Should Pennsylvania increase its level of funding for public school districts so that less wealthy districts with low property values are on par with high property wealth districts?
Should school district property taxes be abolished and those revenues replaced entirely by the state on an equalized basis or some other “equitable” formula?
Should the General Assembly adopt anew provisions of a decade-old “costing-out” study and raise the revenue to implement it?
These are among the critical questions likely to be argued when the Commonwealth Court re-hears what still could prove to be the seminal case regarding education funding in the Keystone State, say Eric Montarti and Jake Haulk, scholars at the Allegheny Institute for Public Policy.

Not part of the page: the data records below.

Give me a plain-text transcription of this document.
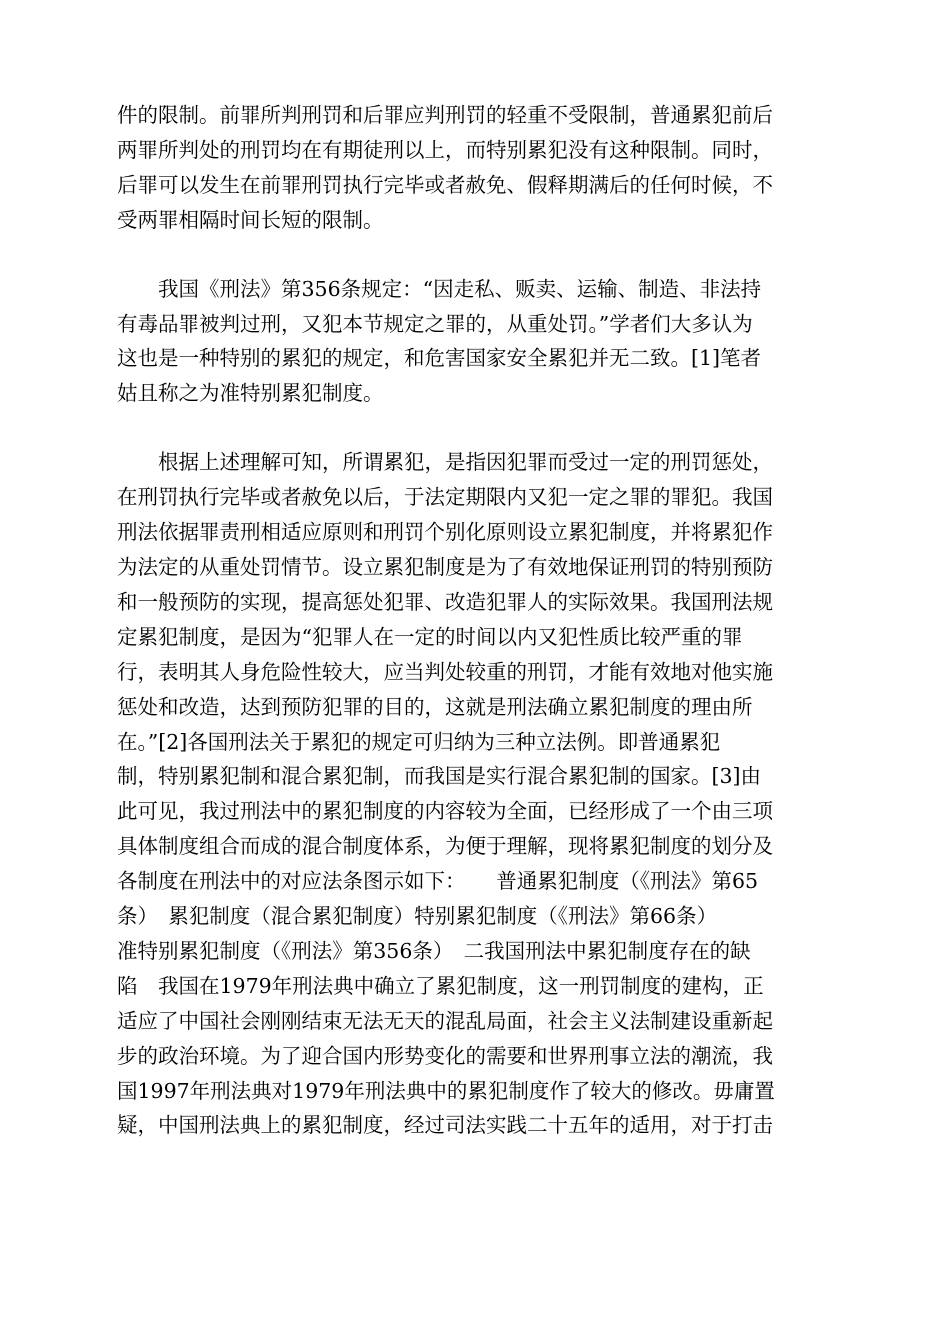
件的限制。前罪所判刑罚和后罪应判刑罚的轻重不受限制，普通累犯前后
两罪所判处的刑罚均在有期徒刑以上，而特别累犯没有这种限制。同时，
后罪可以发生在前罪刑罚执行完毕或者赦免、假释期满后的任何时候，不
受两罪相隔时间长短的限制。
我国《刑法》第356条规定：“因走私、贩卖、运输、制造、非法持
有毒品罪被判过刑，又犯本节规定之罪的，从重处罚。”学者们大多认为
这也是一种特别的累犯的规定，和危害国家安全累犯并无二致。[1]笔者
姑且称之为准特别累犯制度。
根据上述理解可知，所谓累犯，是指因犯罪而受过一定的刑罚惩处，
在刑罚执行完毕或者赦免以后，于法定期限内又犯一定之罪的罪犯。我国
刑法依据罪责刑相适应原则和刑罚个别化原则设立累犯制度，并将累犯作
为法定的从重处罚情节。设立累犯制度是为了有效地保证刑罚的特别预防
和一般预防的实现，提高惩处犯罪、改造犯罪人的实际效果。我国刑法规
定累犯制度，是因为“犯罪人在一定的时间以内又犯性质比较严重的罪
行，表明其人身危险性较大，应当判处较重的刑罚，才能有效地对他实施
惩处和改造，达到预防犯罪的目的，这就是刑法确立累犯制度的理由所
在。”[2]各国刑法关于累犯的规定可归纳为三种立法例。即普通累犯
制，特别累犯制和混合累犯制，而我国是实行混合累犯制的国家。[3]由
此可见，我过刑法中的累犯制度的内容较为全面，已经形成了一个由三项
具体制度组合而成的混合制度体系，为便于理解，现将累犯制度的划分及
各制度在刑法中的对应法条图示如下：　　普通累犯制度（《刑法》第65
条）　累犯制度（混合累犯制度）特别累犯制度（《刑法》第66条）
准特别累犯制度（《刑法》第356条）　二我国刑法中累犯制度存在的缺
陷　我国在1979年刑法典中确立了累犯制度，这一刑罚制度的建构，正
适应了中国社会刚刚结束无法无天的混乱局面，社会主义法制建设重新起
步的政治环境。为了迎合国内形势变化的需要和世界刑事立法的潮流，我
国1997年刑法典对1979年刑法典中的累犯制度作了较大的修改。毋庸置
疑，中国刑法典上的累犯制度，经过司法实践二十五年的适用，对于打击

“Could,” however, remains the operative word.
It was on Sept. 28 that the state Supreme Court, a year after it heard oral arguments in William Penn School District v. Pennsylvania Department of Education, remanded the case back to the lower appellate court.
“This ruling has the potential to create enormous problems for the Legislature and uncertainties for taxpayers,” say Montarti, a senior policy analyst, and Haulk, president of the Pittsburgh think tank (in Policy Brief Vol. 17, No. 41).

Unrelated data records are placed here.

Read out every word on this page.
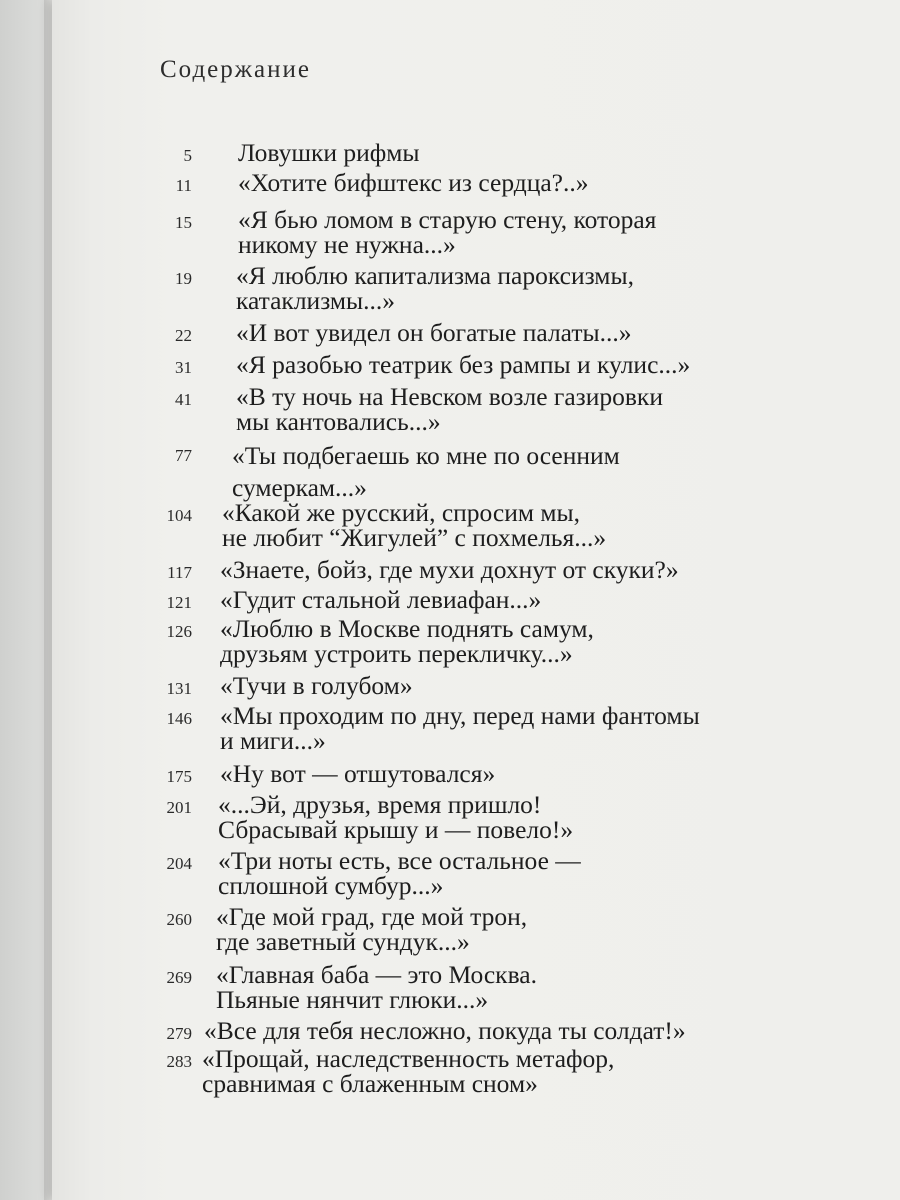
Содержание
5 Ловушки рифмы
11 «Хотите бифштекс из сердца?..»
15 «Я бью ломом в старую стену, которая
никому не нужна...»
19 «Я люблю капитализма пароксизмы,
катаклизмы...»
22 «И вот увидел он богатые палаты...»
31 «Я разобью театрик без рампы и кулис...»
41 «В ту ночь на Невском возле газировки
мы кантовались...»
77 «Ты подбегаешь ко мне по осенним
сумеркам...»
104 «Какой же русский, спросим мы,
не любит “Жигулей” с похмелья...»
117 «Знаете, бойз, где мухи дохнут от скуки?»
121 «Гудит стальной левиафан...»
126 «Люблю в Москве поднять самум,
друзьям устроить перекличку...»
131 «Тучи в голубом»
146 «Мы проходим по дну, перед нами фантомы
и миги...»
175 «Ну вот — отшутовался»
201 «...Эй, друзья, время пришло!
Сбрасывай крышу и — повело!»
204 «Три ноты есть, все остальное —
сплошной сумбур...»
260 «Где мой град, где мой трон,
где заветный сундук...»
269 «Главная баба — это Москва.
Пьяные нянчит глюки...»
279 «Все для тебя несложно, покуда ты солдат!»
283 «Прощай, наследственность метафор,
сравнимая с блаженным сном»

The Delaware County district and others (in addition to two statewide associations and parents) claimed the commonwealth abrogated its constitutional responsibilities to provide for the maintenance and support of a thorough and efficient system of public education.
Commonwealth Court, in April 2015 and citing the separation of powers doctrine, said the courts are not competent to set such a standard without infringing on the Legislature’s policymaking role. The Supreme Court disagreed. It said the plaintiffs should at least be given the chance to attempt to make their case.
But all of the funding options likely to be broached have shortcomings, Montarti and Haulk say.
“The General Assembly would likely oppose an order from the court instructing it to increase state funding or end local funding and would almost certainly appeal,” they remind. “And who knows how long the court proceeding would take.”
Wealthier school districts, citing the need for local control, thus far have resisted and likely would continue to resist shifting away from local property taxes, the think tank researchers add.
As for that “costing-out” study, Montarti and Haulk remind it was “methodologically crippled.” To wit, this perversion:
“In reviewing two geographically close districts that had over 90 percent proficiency, (it) made the obviously absurd recommendation that one district would have to spend $3,000 more per student while another would have to spend only $200 to boost proficiency to 100 percent.”
Montarti and Haulk remind that some districts have very poor academic achievement despite massive state financial support.
“What is to be done about those districts? Even more state dollars?” they ask. “Where and when does concern for the benefit taxpayers receive from spending begin to play a role in the discussion about funding?”
The researchers say there has been too little attention paid to the fact that spending levels do not necessarily correlate to academic achievement. Or as the Commonwealth Court’s original decision put it, “expenditures are not the exclusive yardstick of education quality, or even constitutional quantity.”
The bottom line question, Montarti and Haulk note, is that in Pennsylvania’s bifurcated funding source system and substantial local control, “who will decide, and on what basis, how to ensure (an) equal level of educational opportunity if the main criterion is money spent per student?”
But given the political realities surrounding local control, the Allegheny Institute scholars say changing Pennsylvania’s system of funding public education cannot be anything but “a messy, drawn-out and expensive process.”